Hunger for ESG-focused investments is insatiable currently. At 2020’s close, around $38tr in assets under management carried the label, up 24% from 2018, and assets look on track to grow to more than $53tr globally by 2025. Consumers and investors have started applying pressure on companies to demonstrate their ESG credentials at board level, through the products and services they offer and by way of their financing. They want to fund organisations whose activities have a positive impact. And they want proof.
There lies the problem; a lack of consistent definitions, reporting obligations, data clarity and ratings standards globally means that investors’ money may wind up in the very industries they wish to avoid. How ethical is tobacco? Does fossil fuel belong in the ESG space? Multiple different regulatory and governmental bodies have implemented or are considering agreed standards. The EU issued its Sustainable Finance Disclosure Regulation (SFDR) in March this year and the FCA recently published an open letter to authorised fund managers setting out its sustainable investment guiding principles, this in response to the many poorly drafted, unclear applications it’s received whose goals lack clarity: “They often contain claims that do not bear scrutiny.” Add to these the work being done by the Treasury Committee, the Task Force on Climate-Related Financial Disclosures and numerous other interested bodies across the globe and the lack of uniformity is glaring.
When Europe tightened ESG labelling in 2020 with its ‘green list’, ESG investments dropped by $2tr compared to 2018 even after new issues were considered. And, we need to bear in mind there are three elements to ESG. Does each factor need to comply with a minimum acceptable standard individually or can great performance in one offset infringements elsewhere? Take Phillip Morris; it sells 700 billion cigarettes annually yet is rated best in class according to the Dow Jones Sustainability Index North America. Its superior employee benefits, board-level diversity and responsible farming trump the damage its product causes.
The absence of agreed definitions leads to varying interpretations. In turn, this results in investors’ money funding activities most would struggle to deem ethical, responsible or democratic. Matt Orsagh, Senior Director of Capital Markets Policy at the Chartered Financial Analyst Institute says, “There is no agreed-upon definition of what ESG means, so funds may be marketing something that may not be in line with what a client wants.”
Investment funds claiming to abide by ESG principles are the fastest growing segment of the European funds market. In June £78.2bn was under management compared with £39.9bn in June 2020. An index tracker that invests in emerging market government bonds, the £240m iShares JP Morgan ESG EM Bond ETF, excludes controversial sectors such as tobacco, thermal coal and weapons. Yet it has a small (0.44%) exposure to Belarus, a country called on to end human rights violations by the UN last December (The Times, paywall.)

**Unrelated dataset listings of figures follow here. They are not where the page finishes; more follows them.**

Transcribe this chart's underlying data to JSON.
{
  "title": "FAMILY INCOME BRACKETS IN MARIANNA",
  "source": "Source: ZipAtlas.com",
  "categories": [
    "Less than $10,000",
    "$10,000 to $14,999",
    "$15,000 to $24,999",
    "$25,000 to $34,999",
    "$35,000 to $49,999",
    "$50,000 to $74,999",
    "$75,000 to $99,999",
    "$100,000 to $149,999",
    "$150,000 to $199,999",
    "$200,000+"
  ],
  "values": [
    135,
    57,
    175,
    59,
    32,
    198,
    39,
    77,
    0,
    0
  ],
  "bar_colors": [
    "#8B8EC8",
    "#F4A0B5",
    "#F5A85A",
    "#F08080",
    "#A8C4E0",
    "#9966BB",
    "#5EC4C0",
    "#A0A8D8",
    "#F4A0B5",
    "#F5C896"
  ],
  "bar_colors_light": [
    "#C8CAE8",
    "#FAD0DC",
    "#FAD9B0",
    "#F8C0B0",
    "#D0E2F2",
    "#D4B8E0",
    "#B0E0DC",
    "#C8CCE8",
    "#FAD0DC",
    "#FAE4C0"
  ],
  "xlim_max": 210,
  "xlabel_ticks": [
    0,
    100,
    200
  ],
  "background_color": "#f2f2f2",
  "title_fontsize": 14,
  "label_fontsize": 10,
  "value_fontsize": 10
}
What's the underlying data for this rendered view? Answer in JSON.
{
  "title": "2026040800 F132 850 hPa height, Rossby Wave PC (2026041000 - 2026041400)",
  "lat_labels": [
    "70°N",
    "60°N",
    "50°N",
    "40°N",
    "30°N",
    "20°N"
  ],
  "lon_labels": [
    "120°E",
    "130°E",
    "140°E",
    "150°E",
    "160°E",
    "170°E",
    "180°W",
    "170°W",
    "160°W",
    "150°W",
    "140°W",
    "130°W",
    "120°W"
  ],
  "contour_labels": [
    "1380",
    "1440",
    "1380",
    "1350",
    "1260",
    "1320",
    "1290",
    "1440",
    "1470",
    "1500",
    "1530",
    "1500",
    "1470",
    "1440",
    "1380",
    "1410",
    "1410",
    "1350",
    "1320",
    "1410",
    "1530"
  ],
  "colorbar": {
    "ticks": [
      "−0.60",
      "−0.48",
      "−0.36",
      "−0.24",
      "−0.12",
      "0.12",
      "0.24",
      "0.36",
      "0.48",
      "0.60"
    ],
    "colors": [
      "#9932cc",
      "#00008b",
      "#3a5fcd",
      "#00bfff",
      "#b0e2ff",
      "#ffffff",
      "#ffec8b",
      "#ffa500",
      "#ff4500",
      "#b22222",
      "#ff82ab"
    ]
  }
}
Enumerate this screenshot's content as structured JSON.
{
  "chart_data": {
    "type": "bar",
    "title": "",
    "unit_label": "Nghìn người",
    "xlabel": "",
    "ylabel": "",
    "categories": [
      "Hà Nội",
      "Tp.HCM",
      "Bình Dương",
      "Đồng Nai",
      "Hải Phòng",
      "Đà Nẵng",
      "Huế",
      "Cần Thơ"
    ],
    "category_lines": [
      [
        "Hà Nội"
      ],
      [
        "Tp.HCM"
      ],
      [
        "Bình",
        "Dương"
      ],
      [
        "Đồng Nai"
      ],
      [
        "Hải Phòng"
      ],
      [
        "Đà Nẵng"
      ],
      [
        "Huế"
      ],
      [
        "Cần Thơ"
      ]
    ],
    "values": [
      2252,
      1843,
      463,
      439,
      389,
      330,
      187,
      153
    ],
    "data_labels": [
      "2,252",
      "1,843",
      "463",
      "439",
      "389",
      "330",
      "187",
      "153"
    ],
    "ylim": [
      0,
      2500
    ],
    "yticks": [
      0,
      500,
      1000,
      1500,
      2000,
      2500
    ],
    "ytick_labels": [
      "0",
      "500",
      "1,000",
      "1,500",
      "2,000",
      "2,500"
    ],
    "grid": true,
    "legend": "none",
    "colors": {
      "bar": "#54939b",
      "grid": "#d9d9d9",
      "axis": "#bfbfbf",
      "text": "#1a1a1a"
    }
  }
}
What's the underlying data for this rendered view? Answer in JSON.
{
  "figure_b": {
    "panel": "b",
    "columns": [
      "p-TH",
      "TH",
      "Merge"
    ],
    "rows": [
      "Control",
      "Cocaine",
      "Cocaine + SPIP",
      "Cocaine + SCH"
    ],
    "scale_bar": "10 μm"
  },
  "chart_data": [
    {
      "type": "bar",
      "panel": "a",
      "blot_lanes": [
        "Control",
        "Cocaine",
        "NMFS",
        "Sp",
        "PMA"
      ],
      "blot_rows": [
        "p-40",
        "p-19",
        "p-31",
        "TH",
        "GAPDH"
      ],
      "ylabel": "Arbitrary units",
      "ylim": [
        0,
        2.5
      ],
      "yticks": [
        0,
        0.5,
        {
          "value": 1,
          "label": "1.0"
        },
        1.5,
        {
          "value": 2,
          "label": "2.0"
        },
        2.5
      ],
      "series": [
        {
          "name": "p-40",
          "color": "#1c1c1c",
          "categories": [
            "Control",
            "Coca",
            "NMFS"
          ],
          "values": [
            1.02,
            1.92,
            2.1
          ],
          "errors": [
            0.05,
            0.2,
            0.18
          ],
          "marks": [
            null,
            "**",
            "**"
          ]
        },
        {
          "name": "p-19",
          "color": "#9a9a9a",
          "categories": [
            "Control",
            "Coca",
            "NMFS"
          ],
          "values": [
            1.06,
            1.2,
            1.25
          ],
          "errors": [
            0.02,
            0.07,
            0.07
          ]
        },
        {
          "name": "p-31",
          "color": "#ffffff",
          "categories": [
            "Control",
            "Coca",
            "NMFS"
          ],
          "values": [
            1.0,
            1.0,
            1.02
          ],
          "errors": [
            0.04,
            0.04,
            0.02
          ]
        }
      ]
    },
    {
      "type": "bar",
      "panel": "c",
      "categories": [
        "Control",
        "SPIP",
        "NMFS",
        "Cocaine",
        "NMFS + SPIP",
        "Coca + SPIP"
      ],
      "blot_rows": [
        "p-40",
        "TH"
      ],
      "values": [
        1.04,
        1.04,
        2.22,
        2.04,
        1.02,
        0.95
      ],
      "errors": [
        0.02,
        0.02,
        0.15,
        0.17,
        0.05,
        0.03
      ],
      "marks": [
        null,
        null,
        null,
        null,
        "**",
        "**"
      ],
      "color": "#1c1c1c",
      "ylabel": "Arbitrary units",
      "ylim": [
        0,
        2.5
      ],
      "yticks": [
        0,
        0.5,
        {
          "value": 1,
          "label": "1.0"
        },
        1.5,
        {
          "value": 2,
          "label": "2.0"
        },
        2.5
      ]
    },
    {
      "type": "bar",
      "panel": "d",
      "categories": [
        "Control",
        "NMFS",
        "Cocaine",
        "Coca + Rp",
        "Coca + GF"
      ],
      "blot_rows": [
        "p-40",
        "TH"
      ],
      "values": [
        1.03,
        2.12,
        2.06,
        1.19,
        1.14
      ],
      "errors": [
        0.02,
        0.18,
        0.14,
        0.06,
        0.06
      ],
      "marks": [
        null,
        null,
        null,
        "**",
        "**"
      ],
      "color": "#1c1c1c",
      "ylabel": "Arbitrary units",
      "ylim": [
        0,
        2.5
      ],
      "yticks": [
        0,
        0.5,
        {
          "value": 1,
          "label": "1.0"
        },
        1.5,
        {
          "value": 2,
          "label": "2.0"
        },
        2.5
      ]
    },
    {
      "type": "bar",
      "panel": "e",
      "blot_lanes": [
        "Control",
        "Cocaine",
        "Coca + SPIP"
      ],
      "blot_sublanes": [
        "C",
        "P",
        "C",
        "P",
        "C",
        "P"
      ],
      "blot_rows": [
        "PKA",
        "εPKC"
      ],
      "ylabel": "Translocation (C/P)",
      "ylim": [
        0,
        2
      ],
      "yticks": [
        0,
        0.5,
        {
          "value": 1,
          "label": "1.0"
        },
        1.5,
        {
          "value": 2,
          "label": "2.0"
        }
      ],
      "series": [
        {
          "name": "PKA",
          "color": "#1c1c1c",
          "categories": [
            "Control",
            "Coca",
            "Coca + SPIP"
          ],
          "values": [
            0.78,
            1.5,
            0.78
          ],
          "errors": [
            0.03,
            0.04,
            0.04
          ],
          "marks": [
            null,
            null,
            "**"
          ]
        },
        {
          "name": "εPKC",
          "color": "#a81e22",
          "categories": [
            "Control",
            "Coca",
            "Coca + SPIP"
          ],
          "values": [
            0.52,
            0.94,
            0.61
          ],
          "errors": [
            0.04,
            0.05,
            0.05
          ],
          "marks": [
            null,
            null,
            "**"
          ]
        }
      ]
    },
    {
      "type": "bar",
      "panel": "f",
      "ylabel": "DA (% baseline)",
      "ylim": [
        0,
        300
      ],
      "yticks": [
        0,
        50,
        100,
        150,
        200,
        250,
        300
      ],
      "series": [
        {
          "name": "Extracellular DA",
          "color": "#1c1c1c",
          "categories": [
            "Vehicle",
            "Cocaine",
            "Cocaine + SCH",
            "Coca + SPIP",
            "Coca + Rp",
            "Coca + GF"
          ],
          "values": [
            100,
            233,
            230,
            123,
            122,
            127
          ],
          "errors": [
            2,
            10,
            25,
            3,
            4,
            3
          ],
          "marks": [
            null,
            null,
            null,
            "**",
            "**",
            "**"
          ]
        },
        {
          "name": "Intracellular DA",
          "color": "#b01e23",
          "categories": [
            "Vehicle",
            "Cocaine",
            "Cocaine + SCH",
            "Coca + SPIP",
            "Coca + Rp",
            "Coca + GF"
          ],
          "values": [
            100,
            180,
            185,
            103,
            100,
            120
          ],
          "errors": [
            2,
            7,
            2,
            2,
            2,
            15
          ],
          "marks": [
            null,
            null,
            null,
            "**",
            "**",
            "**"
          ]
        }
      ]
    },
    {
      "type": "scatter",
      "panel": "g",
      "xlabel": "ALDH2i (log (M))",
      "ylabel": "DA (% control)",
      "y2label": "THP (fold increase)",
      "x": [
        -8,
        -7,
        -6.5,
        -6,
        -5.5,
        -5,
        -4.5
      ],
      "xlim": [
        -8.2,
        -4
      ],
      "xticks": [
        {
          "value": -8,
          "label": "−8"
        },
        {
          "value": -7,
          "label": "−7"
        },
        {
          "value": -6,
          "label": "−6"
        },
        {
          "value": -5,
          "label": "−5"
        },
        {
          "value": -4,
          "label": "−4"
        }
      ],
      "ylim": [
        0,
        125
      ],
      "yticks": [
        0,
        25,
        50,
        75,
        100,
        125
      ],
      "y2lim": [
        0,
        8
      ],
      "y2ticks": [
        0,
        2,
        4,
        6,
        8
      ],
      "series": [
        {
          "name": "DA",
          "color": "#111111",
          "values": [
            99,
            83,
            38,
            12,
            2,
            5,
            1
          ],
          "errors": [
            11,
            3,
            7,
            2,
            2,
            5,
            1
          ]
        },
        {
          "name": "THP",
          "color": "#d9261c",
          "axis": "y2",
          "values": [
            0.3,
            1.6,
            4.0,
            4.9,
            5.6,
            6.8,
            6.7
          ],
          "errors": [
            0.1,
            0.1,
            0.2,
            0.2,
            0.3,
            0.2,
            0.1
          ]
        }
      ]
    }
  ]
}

Even a company like Apple whose data is manifold and comparatively transparent compared with some private concerns can generate disagreement over its ESG credentials. The absence of standardised rating criteria globally produces vastly different scores; while Refinitiv rates Apple 73 and positions it 12th of all companies in its industry, Standard and Poor’s gives it 29/100 and places it third from bottom.
The variations in ratings and accountabilities and divergent interpretations of definitions mean anyone wishing to put their money where their convictions guide them must read the label carefully before investing. Myron Jobson, personal finance campaigner at investment platform ‘Interactive Investor’, says: “For investors wedded to investing in a way that closely aligns with their moral compass, there is no substitute for doing the legwork themselves. This means looking under the bonnet of every product purporting ESG credentials to ensure compatibility.”